Selon elle, rien ne laisse croire pour l’instant que Québec manquerait d’effectifs pour vacciner la population. « On a quand même beaucoup d’expérience en vaccination. Avec la grippe, par exemple, on est capables de vacciner 250 000 personnes par semaine. »

De nouvelles doses du vaccin de Pfizer devraient arriver au Québec au cours des deux prochaines semaines.
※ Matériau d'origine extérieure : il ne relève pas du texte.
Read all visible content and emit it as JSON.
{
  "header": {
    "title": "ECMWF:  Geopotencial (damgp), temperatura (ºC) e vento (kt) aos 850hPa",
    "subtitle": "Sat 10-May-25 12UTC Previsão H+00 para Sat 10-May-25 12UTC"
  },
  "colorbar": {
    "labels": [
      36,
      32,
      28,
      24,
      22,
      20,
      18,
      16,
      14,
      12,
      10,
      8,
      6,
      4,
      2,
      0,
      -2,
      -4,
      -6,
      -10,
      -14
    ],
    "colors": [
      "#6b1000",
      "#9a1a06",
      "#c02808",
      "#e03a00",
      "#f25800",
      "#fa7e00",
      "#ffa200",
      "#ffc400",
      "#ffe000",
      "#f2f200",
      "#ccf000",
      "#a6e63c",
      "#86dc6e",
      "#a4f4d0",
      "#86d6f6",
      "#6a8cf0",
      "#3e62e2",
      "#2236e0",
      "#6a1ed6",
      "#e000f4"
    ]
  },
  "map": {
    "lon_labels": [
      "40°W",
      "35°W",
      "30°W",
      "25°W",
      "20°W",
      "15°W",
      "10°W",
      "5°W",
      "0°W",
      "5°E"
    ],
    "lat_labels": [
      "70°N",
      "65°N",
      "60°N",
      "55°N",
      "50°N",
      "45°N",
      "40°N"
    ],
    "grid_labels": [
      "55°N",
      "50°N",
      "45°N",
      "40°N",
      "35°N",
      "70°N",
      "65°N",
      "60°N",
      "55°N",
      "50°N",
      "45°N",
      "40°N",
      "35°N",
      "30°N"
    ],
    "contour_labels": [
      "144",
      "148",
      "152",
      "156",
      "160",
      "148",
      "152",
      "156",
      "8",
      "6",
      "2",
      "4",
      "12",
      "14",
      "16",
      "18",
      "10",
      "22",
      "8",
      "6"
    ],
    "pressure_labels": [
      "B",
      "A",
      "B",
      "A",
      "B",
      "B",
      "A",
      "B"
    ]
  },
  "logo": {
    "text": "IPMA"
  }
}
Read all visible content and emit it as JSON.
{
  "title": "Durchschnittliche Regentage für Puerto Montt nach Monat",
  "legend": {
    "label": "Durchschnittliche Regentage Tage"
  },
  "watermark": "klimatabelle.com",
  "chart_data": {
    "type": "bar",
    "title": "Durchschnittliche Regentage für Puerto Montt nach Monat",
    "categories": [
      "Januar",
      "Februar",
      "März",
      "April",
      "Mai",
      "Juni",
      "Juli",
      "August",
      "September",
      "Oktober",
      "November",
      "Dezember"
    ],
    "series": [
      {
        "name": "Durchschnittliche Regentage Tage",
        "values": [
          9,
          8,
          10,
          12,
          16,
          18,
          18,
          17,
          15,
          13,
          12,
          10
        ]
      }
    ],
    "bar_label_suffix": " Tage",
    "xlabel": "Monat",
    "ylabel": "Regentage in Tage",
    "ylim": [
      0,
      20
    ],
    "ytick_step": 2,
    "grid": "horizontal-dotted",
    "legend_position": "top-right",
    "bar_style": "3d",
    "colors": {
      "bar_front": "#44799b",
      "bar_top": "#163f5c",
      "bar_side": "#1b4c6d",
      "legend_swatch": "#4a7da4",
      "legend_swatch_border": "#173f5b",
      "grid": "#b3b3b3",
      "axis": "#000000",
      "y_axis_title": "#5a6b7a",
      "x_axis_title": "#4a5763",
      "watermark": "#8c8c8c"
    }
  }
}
Quant au vaccin de Moderna, 168 700 doses ont déjà été livrées au Canada, qui a réservé 40 millions de doses au total.

Le Canada figure en milieu de peloton quant au nombre de doses de vaccin déjà administrées à sa population, derrière des pays comme Israël et le Royaume-Uni, mais devant de nombreux États de l’Union européenne.

Mieux que l’Ontario

Selon le ministère québécois de la Santé, le Québec est la province qui vaccine le plus au prorata de sa population, après le Nouveau-Brunswick et l’Île-du-Prince-Édouard. La Belle Province fait aussi mieux que l’Ontario, mais tous ces chiffres sont à prendre avec un grain de sel, tant la situation peut évoluer rapidement en fonction des quantités et du type de vaccin disponibles.